İSLAM SEÇEN’İN ÖĞRENCİSİ OLUR
Onun ciltçilik mesleğindeki yolculuğu 1969’da Süleymaniye Kütüphanesi’nin memurluk imtihanını kazanarak göreve adım atmasıyla başlıyor. Süleymaniye Kütüphanesi’nde memuriyete devam ederken mücellit İslam Seçen’den ciltçilik sanatını öğrenir onun talebesi olur. 25 sene Süleymaniye Kütüphanesi’nde çalıştıktan sonra 1990’da Osmanlı Arşivi’ne geçer. Burada cilt atölyesinin kurulması ve ölmeye yüz tutmuş eserlerin restorasyonu, diğer bir ifadeyle yeniden ciltlenmesi amacıyla bir ekip kurarak çalışmaya başlar. Yaklaşık 10 yıl Osmanlı Arşivi’ndeki çalıştıktan sonra emekliye ayrılan usta mücellit, Vefa’da kendi cilt atölyesini açar ve çok sevdiği ciltçilik mesleğine burada devam eder.
Bugün dükkânı sahafların, koleksiyonerlerin ve kitap meraklıların uğrak yeri. Kendisine getirilen el yazma, matbu ve taş baskı eserlerin ciltlerini itinayla yapıyor. Gelen eski bir kitapsa önce bütün kitabın tek tek sayfaları ayrılıyor, tozları alınıyor, sıraya diziliyor. Sonrasında her biri dikiliyor ve şirazesi yapılıyor.

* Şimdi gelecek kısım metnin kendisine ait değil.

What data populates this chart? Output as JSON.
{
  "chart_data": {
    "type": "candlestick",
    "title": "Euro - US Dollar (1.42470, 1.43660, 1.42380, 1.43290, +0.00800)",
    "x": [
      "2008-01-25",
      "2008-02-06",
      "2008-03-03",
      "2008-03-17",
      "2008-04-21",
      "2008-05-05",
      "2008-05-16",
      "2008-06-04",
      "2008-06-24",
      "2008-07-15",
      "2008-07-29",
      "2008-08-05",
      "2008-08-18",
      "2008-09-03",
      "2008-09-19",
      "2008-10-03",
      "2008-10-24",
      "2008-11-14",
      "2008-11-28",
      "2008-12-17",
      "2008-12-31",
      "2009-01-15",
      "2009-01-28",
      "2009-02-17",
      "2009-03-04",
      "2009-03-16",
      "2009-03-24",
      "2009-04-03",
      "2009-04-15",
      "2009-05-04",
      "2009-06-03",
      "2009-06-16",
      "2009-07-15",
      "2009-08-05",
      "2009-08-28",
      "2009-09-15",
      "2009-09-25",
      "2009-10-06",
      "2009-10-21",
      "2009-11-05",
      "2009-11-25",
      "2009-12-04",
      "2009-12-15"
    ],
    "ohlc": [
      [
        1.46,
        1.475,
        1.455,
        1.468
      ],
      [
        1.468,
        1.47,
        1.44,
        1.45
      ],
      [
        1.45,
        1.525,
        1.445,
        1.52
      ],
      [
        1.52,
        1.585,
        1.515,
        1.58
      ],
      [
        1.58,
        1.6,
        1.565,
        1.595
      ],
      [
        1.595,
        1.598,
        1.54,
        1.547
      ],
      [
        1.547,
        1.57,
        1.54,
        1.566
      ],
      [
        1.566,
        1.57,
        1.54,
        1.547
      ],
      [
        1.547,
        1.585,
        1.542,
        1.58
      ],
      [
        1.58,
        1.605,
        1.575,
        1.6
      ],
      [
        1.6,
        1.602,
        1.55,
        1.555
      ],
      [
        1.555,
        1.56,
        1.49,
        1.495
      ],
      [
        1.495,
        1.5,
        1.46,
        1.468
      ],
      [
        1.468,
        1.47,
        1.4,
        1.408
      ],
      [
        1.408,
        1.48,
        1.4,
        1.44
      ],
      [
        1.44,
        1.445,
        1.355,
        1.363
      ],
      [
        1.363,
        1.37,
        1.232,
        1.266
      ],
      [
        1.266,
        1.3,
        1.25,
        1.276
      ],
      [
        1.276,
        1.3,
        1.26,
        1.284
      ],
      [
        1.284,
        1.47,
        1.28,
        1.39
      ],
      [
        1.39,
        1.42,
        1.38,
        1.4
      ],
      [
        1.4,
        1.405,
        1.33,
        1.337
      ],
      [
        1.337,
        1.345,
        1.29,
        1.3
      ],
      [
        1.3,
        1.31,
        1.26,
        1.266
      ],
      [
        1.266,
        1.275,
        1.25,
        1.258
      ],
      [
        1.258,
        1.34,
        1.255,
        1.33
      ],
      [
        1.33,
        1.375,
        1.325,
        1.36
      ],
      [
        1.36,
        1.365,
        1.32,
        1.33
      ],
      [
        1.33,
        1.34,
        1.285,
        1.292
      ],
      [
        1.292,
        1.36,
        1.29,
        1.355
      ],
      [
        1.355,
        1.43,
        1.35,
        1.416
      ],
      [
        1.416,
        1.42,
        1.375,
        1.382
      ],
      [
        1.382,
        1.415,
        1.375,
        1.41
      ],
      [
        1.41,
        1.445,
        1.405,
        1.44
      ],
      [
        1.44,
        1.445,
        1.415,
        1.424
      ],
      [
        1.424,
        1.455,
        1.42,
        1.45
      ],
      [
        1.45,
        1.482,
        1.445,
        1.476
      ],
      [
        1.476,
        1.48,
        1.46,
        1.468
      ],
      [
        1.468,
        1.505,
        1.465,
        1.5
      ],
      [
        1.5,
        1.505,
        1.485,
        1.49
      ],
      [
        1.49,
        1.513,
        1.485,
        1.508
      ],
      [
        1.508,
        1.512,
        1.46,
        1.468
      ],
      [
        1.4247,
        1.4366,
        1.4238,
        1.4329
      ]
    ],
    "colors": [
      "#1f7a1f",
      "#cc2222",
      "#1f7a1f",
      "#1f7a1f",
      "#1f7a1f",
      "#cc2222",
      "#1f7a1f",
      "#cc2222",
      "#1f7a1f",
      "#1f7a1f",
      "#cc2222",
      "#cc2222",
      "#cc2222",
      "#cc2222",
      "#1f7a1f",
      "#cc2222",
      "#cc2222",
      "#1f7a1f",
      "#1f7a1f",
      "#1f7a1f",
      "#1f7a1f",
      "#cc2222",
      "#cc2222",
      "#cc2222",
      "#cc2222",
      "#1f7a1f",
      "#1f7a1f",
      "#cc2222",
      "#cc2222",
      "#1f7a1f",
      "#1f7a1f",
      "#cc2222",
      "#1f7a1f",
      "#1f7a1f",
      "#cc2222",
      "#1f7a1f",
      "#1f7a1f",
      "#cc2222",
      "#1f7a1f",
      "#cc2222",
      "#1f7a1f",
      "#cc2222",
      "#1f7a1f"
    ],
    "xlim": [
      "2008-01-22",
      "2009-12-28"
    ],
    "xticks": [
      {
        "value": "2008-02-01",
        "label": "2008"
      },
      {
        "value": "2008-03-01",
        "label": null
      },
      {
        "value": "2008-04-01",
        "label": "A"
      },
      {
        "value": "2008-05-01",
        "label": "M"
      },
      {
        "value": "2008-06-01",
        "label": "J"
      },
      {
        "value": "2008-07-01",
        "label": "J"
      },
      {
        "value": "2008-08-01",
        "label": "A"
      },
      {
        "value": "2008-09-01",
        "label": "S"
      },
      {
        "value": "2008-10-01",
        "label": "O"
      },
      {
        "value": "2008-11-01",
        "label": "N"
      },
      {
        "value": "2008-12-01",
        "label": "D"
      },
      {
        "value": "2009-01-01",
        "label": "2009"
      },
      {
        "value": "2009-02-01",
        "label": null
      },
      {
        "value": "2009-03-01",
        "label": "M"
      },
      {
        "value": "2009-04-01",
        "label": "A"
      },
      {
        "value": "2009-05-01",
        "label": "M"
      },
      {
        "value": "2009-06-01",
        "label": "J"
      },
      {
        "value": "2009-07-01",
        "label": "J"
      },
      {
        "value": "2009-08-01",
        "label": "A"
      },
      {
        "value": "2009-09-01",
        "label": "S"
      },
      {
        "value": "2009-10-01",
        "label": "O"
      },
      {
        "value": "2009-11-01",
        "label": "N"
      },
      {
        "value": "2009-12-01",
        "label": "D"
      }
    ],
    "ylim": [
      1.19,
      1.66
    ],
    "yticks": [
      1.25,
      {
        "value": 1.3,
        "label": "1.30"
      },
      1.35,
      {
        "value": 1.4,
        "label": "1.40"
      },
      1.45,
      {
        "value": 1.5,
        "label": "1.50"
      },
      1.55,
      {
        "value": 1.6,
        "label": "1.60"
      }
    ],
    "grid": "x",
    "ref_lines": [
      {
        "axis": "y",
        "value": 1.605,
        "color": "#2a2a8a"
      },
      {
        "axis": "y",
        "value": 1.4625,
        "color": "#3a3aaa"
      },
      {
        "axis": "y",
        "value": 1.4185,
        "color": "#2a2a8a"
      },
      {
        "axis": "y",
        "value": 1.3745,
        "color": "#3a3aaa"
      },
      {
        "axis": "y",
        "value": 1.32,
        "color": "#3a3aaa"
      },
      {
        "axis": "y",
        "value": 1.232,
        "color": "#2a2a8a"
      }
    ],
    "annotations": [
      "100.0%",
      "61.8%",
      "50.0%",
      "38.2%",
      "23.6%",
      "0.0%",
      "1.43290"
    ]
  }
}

Eğer kitabın yapraklarında bozulma yahut yıpranma ve kopma varsa bunlar onarılıyor ve ciltleme işlemine geçiliyor.
Rafet Usta, tamamen el emeğiyle yaptığı ciltlemede sahtiyan yani keçi derisi kullanıyor.
Dükkânına girdiğinizde mütebessim bir çehreyle karşılıyor sizi. Kardeşim buyurun ne istemiştiniz diye söze başlıyor. Cilt için getirdiğiniz kitaba bir göz attıktan sonra olur, yaparız, şu vakit gelin diye devam ediyor.